Combined EEG-fMRI analysis

The general logic of fitting trial-by-trial based EEG time-frequency regressors individually for each TF bin to the BOLD signal for different cortical regions and across layers, follows largely what is described in Scheeringa et al. (2016). Several steps have been undertaken to prepare the EEG and fMRI data for the later combined analysis.

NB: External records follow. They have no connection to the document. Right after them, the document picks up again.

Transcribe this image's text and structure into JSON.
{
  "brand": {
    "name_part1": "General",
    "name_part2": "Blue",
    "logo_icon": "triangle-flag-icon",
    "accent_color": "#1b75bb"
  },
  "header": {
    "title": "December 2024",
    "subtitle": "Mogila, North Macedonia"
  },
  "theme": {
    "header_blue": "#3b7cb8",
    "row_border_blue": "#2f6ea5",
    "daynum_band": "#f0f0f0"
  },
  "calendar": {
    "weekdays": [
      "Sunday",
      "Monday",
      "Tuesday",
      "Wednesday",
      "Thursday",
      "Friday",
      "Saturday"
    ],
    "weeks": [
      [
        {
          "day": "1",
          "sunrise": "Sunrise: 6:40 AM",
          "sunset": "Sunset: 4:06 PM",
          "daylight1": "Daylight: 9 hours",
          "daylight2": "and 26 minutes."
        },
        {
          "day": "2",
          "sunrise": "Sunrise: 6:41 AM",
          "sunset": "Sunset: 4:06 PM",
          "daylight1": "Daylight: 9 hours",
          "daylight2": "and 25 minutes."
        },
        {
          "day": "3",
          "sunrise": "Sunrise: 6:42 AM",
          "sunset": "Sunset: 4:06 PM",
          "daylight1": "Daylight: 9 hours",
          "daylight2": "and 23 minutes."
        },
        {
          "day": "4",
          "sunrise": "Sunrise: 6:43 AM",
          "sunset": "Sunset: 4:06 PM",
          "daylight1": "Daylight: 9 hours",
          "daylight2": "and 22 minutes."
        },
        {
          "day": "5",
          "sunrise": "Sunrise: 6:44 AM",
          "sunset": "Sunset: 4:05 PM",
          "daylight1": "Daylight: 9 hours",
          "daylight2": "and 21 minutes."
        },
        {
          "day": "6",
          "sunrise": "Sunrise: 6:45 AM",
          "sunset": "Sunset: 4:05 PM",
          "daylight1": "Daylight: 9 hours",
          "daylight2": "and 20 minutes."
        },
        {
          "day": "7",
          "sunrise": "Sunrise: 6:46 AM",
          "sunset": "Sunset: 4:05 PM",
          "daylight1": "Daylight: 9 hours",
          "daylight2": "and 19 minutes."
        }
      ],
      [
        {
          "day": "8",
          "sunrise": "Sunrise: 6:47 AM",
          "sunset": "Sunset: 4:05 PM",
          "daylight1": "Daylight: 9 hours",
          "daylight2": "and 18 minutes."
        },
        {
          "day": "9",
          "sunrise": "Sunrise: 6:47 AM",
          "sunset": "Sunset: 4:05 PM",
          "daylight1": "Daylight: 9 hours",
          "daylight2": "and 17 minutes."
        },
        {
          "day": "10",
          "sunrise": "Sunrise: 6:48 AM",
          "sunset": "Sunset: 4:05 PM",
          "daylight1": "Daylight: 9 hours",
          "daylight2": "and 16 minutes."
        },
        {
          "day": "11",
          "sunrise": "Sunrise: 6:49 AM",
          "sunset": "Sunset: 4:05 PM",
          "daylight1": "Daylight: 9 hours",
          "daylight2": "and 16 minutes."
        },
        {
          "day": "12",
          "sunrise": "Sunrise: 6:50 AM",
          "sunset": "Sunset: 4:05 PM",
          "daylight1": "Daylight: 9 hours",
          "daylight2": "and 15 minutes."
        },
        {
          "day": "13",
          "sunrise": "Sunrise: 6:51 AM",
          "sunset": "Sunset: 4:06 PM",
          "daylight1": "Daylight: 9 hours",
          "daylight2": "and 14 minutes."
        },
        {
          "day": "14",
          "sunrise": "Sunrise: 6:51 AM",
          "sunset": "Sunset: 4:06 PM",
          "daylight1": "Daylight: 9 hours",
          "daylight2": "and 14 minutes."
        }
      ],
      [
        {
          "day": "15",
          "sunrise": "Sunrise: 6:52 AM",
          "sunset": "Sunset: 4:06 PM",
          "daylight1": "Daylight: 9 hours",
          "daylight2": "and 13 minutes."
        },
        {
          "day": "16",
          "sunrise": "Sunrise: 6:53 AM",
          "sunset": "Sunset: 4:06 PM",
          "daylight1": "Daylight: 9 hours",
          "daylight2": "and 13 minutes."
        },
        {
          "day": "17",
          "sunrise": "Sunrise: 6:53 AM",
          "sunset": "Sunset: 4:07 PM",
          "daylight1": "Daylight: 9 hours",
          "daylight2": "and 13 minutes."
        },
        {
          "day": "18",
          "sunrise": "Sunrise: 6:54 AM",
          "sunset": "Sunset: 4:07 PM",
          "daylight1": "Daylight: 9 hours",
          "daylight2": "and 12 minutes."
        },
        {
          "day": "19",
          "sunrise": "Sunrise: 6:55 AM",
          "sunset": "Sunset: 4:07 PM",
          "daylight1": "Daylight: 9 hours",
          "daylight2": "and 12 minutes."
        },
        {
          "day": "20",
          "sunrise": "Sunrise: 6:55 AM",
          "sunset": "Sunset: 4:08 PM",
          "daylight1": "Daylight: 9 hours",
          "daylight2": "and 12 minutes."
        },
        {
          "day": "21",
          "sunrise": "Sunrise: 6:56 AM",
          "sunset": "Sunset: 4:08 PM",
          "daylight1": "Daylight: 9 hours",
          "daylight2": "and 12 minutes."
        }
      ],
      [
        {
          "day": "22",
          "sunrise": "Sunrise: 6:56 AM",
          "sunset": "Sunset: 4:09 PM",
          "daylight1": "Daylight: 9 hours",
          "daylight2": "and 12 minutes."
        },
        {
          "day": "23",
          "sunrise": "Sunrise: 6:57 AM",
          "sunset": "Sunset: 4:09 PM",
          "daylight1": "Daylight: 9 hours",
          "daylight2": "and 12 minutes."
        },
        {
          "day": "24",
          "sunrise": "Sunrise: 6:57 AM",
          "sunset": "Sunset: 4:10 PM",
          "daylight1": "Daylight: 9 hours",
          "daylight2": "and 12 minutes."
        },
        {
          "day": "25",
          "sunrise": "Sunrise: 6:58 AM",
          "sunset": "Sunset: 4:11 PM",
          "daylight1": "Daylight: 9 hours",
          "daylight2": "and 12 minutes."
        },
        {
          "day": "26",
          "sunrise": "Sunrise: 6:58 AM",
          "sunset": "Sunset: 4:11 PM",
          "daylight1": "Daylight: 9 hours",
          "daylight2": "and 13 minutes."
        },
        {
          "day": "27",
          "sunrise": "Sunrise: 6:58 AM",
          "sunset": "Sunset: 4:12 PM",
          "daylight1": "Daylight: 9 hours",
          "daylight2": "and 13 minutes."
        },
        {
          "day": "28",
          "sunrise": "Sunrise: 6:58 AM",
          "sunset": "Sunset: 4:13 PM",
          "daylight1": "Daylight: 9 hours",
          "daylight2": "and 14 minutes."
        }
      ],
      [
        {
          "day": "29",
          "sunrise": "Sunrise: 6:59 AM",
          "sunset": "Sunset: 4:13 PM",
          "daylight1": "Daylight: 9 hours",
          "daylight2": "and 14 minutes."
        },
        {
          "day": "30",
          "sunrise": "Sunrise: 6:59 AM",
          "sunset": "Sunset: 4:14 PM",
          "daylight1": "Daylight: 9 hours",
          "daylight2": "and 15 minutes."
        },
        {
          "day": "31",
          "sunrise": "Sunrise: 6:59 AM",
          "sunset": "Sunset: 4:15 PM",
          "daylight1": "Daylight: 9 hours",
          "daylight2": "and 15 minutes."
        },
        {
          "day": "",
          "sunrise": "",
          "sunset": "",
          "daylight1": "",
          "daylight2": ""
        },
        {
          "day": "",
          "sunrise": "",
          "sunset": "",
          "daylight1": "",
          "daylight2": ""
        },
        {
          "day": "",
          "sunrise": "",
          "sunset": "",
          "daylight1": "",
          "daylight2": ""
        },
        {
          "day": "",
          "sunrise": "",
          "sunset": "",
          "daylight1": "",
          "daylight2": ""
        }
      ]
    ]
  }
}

Nuisance regressors Contained all trial and response combinations that were not included in the task regressors (e.g. false alarm trials). Additional regressors contained blink or artifact trials, button presses and reaction times. All the aforementioned regressors were convolved with the hemodynamic response function as built into SPM12. Reaction time regressors were treated as a parametric modulation. The onset of the modulation was set to the average reaction time for each individual block and the actual reaction time as the modulating value. This procedure was chosen in accordance with previous literature (Scheeringa et al., 2016). Furthermore the average white matter signal and the average residual signal (average signal after regressing out gray and white matter signals) were included in the nuisance regressor matrix. All motion parameters (translation along and rotation around x, y, z) and their first derivatives were included as well as a set of high pass filters modelled as five sines and five cosines. Those five sine and cosine waves were constructed, such that they would span one to five full cycles across one experimental block. Task related fMRI regressors were built separately for left and right oriented gratings or both combined.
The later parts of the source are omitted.